У Дурова сильно закружилась голова, его шатнуло, он почти упал, навалившись на железную бочку с песком, стоявшую неподалеку от сцены. Директор «Эрмитажа» настоял на том, чтобы эстрада была обставлена большими бочками с песком и с водой: бывало, что от фокусов с огнем вспыхивали то занавес, то костюмы артистов, а иной раз даже перья на шляпках дам из первого ряда.
Дуров с трудом подавил желание зарыться в этот песок горящим от боли лицом.

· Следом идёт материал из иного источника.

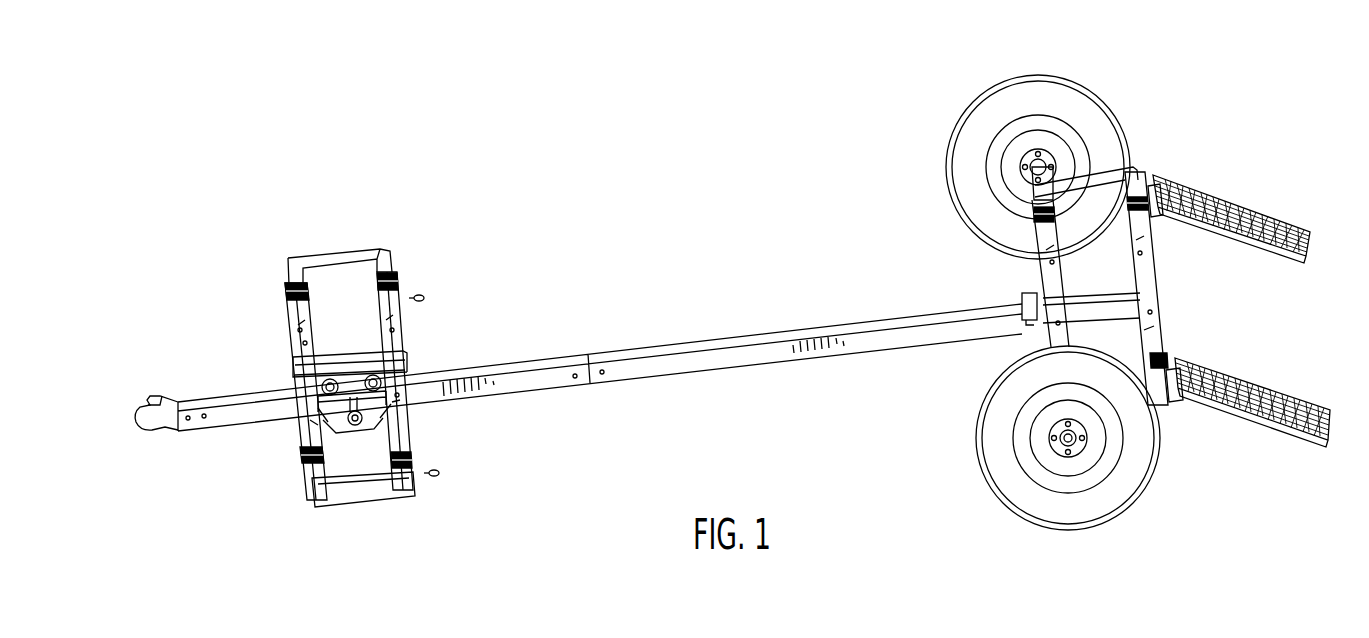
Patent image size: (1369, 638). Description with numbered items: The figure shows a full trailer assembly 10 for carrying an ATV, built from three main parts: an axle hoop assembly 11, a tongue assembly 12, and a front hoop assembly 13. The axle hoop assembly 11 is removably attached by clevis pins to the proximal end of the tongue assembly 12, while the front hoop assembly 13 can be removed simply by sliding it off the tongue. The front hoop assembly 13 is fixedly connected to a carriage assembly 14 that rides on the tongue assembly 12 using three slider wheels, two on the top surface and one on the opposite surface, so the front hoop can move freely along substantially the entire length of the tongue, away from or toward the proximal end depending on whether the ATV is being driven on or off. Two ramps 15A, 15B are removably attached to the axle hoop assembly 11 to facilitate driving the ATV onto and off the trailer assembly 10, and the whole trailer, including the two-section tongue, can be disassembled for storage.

The trailer assembly 10 is at (487, 80).
The axle hoop assembly 11 is at (1112, 168).
The tongue assembly 12 is at (652, 348).
The front hoop assembly 13 is at (385, 249).
The carriage assembly 14 is at (330, 425).
The ramp 15A is at (1288, 396).
The ramp 15B is at (1268, 216).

Спустя несколько мгновений в голове чуть прояснилось, и Дуров вдруг понял, что этот сероглазый мальчишка сделал с ним то же самое, что он сам делал со своими животными: внушил ему свою волю. Но если Дуров заставлял животных только слушаться его и делать все, что он прикажет, то мальчишка внушил ему страх! Нет, ужас, настоящий ужас!
С Дуровым однажды было такое… Один раз ему это тоже удалось… Он сам был еще мальчиком, когда на него бросился огромный пес. Стало невыносимо страшно, но он мгновенно собрал свой страх в комок и словно бы перебросил его собаке. Во всяком случае, так ему показалось. Но это произошло только один раз – потом ему всякий раз приходилось собираться с силами, очень напрягаться, чтобы внушить животным свое приказание. А с людьми у него почти ничего не получалось. Один раз заставил приятеля почесать за ухом. Но совсем даже не был уверен, что у этого приятеля и в самом деле там не зачесалось…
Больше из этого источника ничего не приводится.